Chamberlain and Dias also worry about the funding, which was awarded days before the Trump administration took office and started making major budget cuts. But their sense of urgency is not just about the money, but about the possibility of another emergency striking Lahaina in the next decade.

“There’s a lot of pressure from the community, and especially when we lost all these lives,” Dias said.
The couple spent the day of the fire cooking beans and rice for dazed evacuees.
Even Paltin thinks nine years is a long time. “Kind of disappointing for how long we’ve already been working on the greenway,” she said.
Maydan said one of the factors that’s slowed the project is that it’s never had a home in a county department, so there was no one to shoulder the responsibility through changing administrations.
That’s why the 2022 master plan done with the Maui Metropolitan Planning Organization was a huge step forward. But even after that, the project required a work plan as well as a data collection and site selection report in 2024 that Maydan said outlined the steps from the master plan to breaking ground and construction.

She said the nine-year timeline will include more community engagement, right-of-way acquisition, making road crossings safer, environmental review and permitting, and construction design plans, all of which is “far more complex, comprehensive and detailed than any plans or drawings completed in previous phases.”
The environmental permitting process is the next step and typically takes 1-2 years, according to the county Public Works Department. Land acquisition and design will follow, and the timeline will depend on the property owners. If the owner isn’t open to it, or there are title issues, the process could take over a year. The department said the typical requirement for federal funding is to acquire and own the right-of-way needed for the project, not easements.
When asked if she was concerned about the funding, Maydan said, “it’s just day to day, right?”
“There’s uncertainty, so we’re just moving forward at this point and we can’t speculate what might happen,” she said.
The greenway is included in the latest Statewide Transportation Improvement Program plan, but that’s just so it can be eligible for federal funds, the state Department of Transportation said. No state funding has been set aside for the project.

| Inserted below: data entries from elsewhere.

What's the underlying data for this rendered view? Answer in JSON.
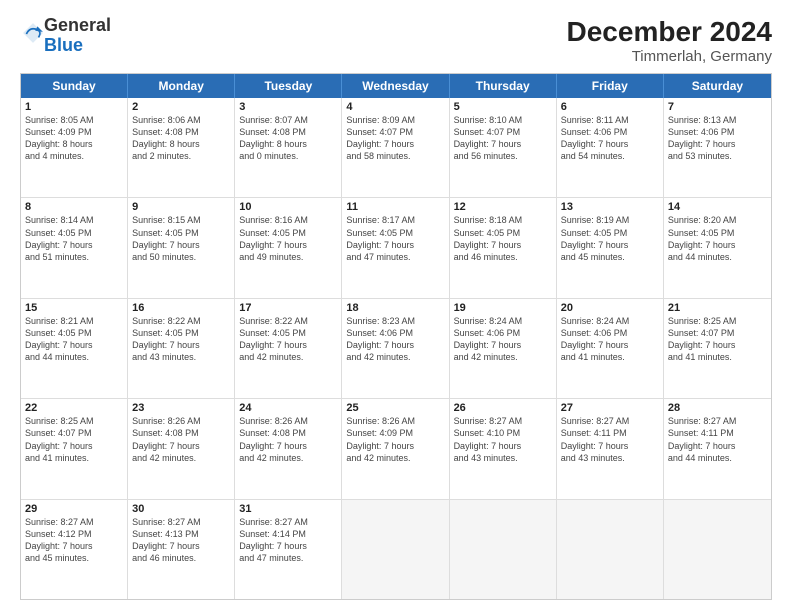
{
  "logo": {
    "line1": "General",
    "line2": "Blue"
  },
  "title": "December 2024",
  "subtitle": "Timmerlah, Germany",
  "weekdays": [
    "Sunday",
    "Monday",
    "Tuesday",
    "Wednesday",
    "Thursday",
    "Friday",
    "Saturday"
  ],
  "weeks": [
    [
      {
        "day": "1",
        "info": "Sunrise: 8:05 AM\nSunset: 4:09 PM\nDaylight: 8 hours\nand 4 minutes."
      },
      {
        "day": "2",
        "info": "Sunrise: 8:06 AM\nSunset: 4:08 PM\nDaylight: 8 hours\nand 2 minutes."
      },
      {
        "day": "3",
        "info": "Sunrise: 8:07 AM\nSunset: 4:08 PM\nDaylight: 8 hours\nand 0 minutes."
      },
      {
        "day": "4",
        "info": "Sunrise: 8:09 AM\nSunset: 4:07 PM\nDaylight: 7 hours\nand 58 minutes."
      },
      {
        "day": "5",
        "info": "Sunrise: 8:10 AM\nSunset: 4:07 PM\nDaylight: 7 hours\nand 56 minutes."
      },
      {
        "day": "6",
        "info": "Sunrise: 8:11 AM\nSunset: 4:06 PM\nDaylight: 7 hours\nand 54 minutes."
      },
      {
        "day": "7",
        "info": "Sunrise: 8:13 AM\nSunset: 4:06 PM\nDaylight: 7 hours\nand 53 minutes."
      }
    ],
    [
      {
        "day": "8",
        "info": "Sunrise: 8:14 AM\nSunset: 4:05 PM\nDaylight: 7 hours\nand 51 minutes."
      },
      {
        "day": "9",
        "info": "Sunrise: 8:15 AM\nSunset: 4:05 PM\nDaylight: 7 hours\nand 50 minutes."
      },
      {
        "day": "10",
        "info": "Sunrise: 8:16 AM\nSunset: 4:05 PM\nDaylight: 7 hours\nand 49 minutes."
      },
      {
        "day": "11",
        "info": "Sunrise: 8:17 AM\nSunset: 4:05 PM\nDaylight: 7 hours\nand 47 minutes."
      },
      {
        "day": "12",
        "info": "Sunrise: 8:18 AM\nSunset: 4:05 PM\nDaylight: 7 hours\nand 46 minutes."
      },
      {
        "day": "13",
        "info": "Sunrise: 8:19 AM\nSunset: 4:05 PM\nDaylight: 7 hours\nand 45 minutes."
      },
      {
        "day": "14",
        "info": "Sunrise: 8:20 AM\nSunset: 4:05 PM\nDaylight: 7 hours\nand 44 minutes."
      }
    ],
    [
      {
        "day": "15",
        "info": "Sunrise: 8:21 AM\nSunset: 4:05 PM\nDaylight: 7 hours\nand 44 minutes."
      },
      {
        "day": "16",
        "info": "Sunrise: 8:22 AM\nSunset: 4:05 PM\nDaylight: 7 hours\nand 43 minutes."
      },
      {
        "day": "17",
        "info": "Sunrise: 8:22 AM\nSunset: 4:05 PM\nDaylight: 7 hours\nand 42 minutes."
      },
      {
        "day": "18",
        "info": "Sunrise: 8:23 AM\nSunset: 4:06 PM\nDaylight: 7 hours\nand 42 minutes."
      },
      {
        "day": "19",
        "info": "Sunrise: 8:24 AM\nSunset: 4:06 PM\nDaylight: 7 hours\nand 42 minutes."
      },
      {
        "day": "20",
        "info": "Sunrise: 8:24 AM\nSunset: 4:06 PM\nDaylight: 7 hours\nand 41 minutes."
      },
      {
        "day": "21",
        "info": "Sunrise: 8:25 AM\nSunset: 4:07 PM\nDaylight: 7 hours\nand 41 minutes."
      }
    ],
    [
      {
        "day": "22",
        "info": "Sunrise: 8:25 AM\nSunset: 4:07 PM\nDaylight: 7 hours\nand 41 minutes."
      },
      {
        "day": "23",
        "info": "Sunrise: 8:26 AM\nSunset: 4:08 PM\nDaylight: 7 hours\nand 42 minutes."
      },
      {
        "day": "24",
        "info": "Sunrise: 8:26 AM\nSunset: 4:08 PM\nDaylight: 7 hours\nand 42 minutes."
      },
      {
        "day": "25",
        "info": "Sunrise: 8:26 AM\nSunset: 4:09 PM\nDaylight: 7 hours\nand 42 minutes."
      },
      {
        "day": "26",
        "info": "Sunrise: 8:27 AM\nSunset: 4:10 PM\nDaylight: 7 hours\nand 43 minutes."
      },
      {
        "day": "27",
        "info": "Sunrise: 8:27 AM\nSunset: 4:11 PM\nDaylight: 7 hours\nand 43 minutes."
      },
      {
        "day": "28",
        "info": "Sunrise: 8:27 AM\nSunset: 4:11 PM\nDaylight: 7 hours\nand 44 minutes."
      }
    ],
    [
      {
        "day": "29",
        "info": "Sunrise: 8:27 AM\nSunset: 4:12 PM\nDaylight: 7 hours\nand 45 minutes."
      },
      {
        "day": "30",
        "info": "Sunrise: 8:27 AM\nSunset: 4:13 PM\nDaylight: 7 hours\nand 46 minutes."
      },
      {
        "day": "31",
        "info": "Sunrise: 8:27 AM\nSunset: 4:14 PM\nDaylight: 7 hours\nand 47 minutes."
      },
      {
        "day": "",
        "info": ""
      },
      {
        "day": "",
        "info": ""
      },
      {
        "day": "",
        "info": ""
      },
      {
        "day": "",
        "info": ""
      }
    ]
  ]
}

The state is working on evacuation routes of its own in Lahaina. In October 2023, the department graded a 2.5-mile emergency route for Lahaina public schools and plans to finish paving the route by this summer, the department told the Hawaiʻi Journalism Initiative via email on Friday. It also provided an emergency entrance from North Hakau Place and a construction access at the top of Keawe Street that can be used as an emergency access route connecting to the Ka La‘i Ola temporary housing project, the cane haul road and Pu‘ukoli‘i Road.
Chamberlain thinks the fire will finally push the county to take action on the greenway, but the 74-year-old says: “I don’t know if I’ll be alive by the time it actually does get completed. Just the way the government moves.”